Saturday, October 2, 2010

Yule Celebrations In Great Britain

Yule Celebrations In Great Britain Cover Yule or Yule-tide is a winter festival that was initially celebrated by the historical Germanic peoples as a pagan religious festival, though it was later absorbed into, and equated with, the Christian festival of Christmas. The festival was originally celebrated from late December to early January on a date determined by the lunar Germanic calendar. The festival was placed on December 25 when the Christian calendar (Julian calendar) was adopted. Some historians claim that the celebration is connected to the Wild Hunt or was influenced by Saturnalia, the Roman winter festival.

Terms with an etymological equivalent to “Yule” are still used in the Nordic Countries for the Christian Christmas, but also for other religious holidays of the season. In modern times this has gradually led to a more secular tradition under the same name as Christmas. Yule is also used to a lesser extent in English-speaking countries to refer to Christmas. Customs such as the Yule log, Yule goat, Yule boar, Yule singing, and others stem from Yule. In modern times, Yule is observed as a cultural festival and also with religious rites by some Christians and by some Neopagans.

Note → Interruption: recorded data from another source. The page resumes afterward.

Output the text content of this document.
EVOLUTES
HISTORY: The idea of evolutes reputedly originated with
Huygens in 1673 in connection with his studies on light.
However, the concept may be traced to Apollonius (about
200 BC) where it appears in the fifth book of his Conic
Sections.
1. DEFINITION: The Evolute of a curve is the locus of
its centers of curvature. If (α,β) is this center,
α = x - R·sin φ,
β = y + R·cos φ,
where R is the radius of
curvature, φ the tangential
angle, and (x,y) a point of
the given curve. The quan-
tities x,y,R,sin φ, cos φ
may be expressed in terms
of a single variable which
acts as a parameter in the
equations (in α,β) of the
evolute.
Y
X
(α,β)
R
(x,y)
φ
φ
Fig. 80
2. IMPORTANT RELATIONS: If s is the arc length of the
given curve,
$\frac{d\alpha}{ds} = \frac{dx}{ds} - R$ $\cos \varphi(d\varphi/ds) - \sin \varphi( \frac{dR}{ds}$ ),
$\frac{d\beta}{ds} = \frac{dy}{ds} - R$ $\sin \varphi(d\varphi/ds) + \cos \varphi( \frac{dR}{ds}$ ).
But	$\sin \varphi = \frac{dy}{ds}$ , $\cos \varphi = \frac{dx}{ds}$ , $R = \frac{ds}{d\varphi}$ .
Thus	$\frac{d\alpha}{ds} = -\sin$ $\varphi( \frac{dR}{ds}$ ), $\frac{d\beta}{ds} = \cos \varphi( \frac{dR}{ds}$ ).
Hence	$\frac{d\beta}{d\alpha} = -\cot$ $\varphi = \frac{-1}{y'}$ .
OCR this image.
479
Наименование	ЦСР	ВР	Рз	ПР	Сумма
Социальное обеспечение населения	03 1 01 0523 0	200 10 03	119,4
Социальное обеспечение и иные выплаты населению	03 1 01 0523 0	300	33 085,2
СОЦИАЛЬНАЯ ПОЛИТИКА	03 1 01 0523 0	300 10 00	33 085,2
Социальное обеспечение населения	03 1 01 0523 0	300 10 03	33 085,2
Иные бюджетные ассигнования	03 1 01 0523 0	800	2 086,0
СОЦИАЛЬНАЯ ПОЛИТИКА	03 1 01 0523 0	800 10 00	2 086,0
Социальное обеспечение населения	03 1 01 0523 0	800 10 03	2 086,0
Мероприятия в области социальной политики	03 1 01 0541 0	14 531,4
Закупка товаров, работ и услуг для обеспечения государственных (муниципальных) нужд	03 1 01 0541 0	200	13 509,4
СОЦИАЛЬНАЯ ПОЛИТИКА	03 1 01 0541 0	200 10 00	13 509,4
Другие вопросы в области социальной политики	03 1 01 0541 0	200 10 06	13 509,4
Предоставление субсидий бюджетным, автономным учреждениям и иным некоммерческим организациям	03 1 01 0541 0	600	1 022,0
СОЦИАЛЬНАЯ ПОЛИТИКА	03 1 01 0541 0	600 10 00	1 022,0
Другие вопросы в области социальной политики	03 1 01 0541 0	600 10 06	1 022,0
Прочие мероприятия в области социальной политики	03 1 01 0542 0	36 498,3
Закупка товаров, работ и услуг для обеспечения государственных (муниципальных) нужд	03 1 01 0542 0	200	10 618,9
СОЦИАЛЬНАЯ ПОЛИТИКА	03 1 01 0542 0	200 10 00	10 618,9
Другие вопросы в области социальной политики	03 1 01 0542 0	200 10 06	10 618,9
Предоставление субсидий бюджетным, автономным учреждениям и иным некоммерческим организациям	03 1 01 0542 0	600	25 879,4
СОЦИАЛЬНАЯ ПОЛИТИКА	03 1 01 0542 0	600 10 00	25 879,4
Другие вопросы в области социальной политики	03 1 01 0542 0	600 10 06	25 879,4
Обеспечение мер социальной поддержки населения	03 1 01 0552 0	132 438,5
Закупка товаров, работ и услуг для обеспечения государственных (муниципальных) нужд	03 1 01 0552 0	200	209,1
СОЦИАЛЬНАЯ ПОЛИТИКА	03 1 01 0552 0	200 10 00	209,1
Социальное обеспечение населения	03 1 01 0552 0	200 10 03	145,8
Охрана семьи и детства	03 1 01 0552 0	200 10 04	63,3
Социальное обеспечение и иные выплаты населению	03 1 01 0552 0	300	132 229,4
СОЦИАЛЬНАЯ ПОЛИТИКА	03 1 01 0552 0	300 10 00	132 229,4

In Britain and other parts of the British Influenced world, the modern Yule or Yuletide is more commonly associated with Christmas (along with Christmastide) which generally supplanted it around the 11th century other than in North East England where it remained the usual word (and had the variants of yel and yul), possibly being reinforced by the Norse influence (see Danelaw) on that region. It was revived in regular use in standard English during the 19th century however the name Yule log was recorded earlier in the 17th century.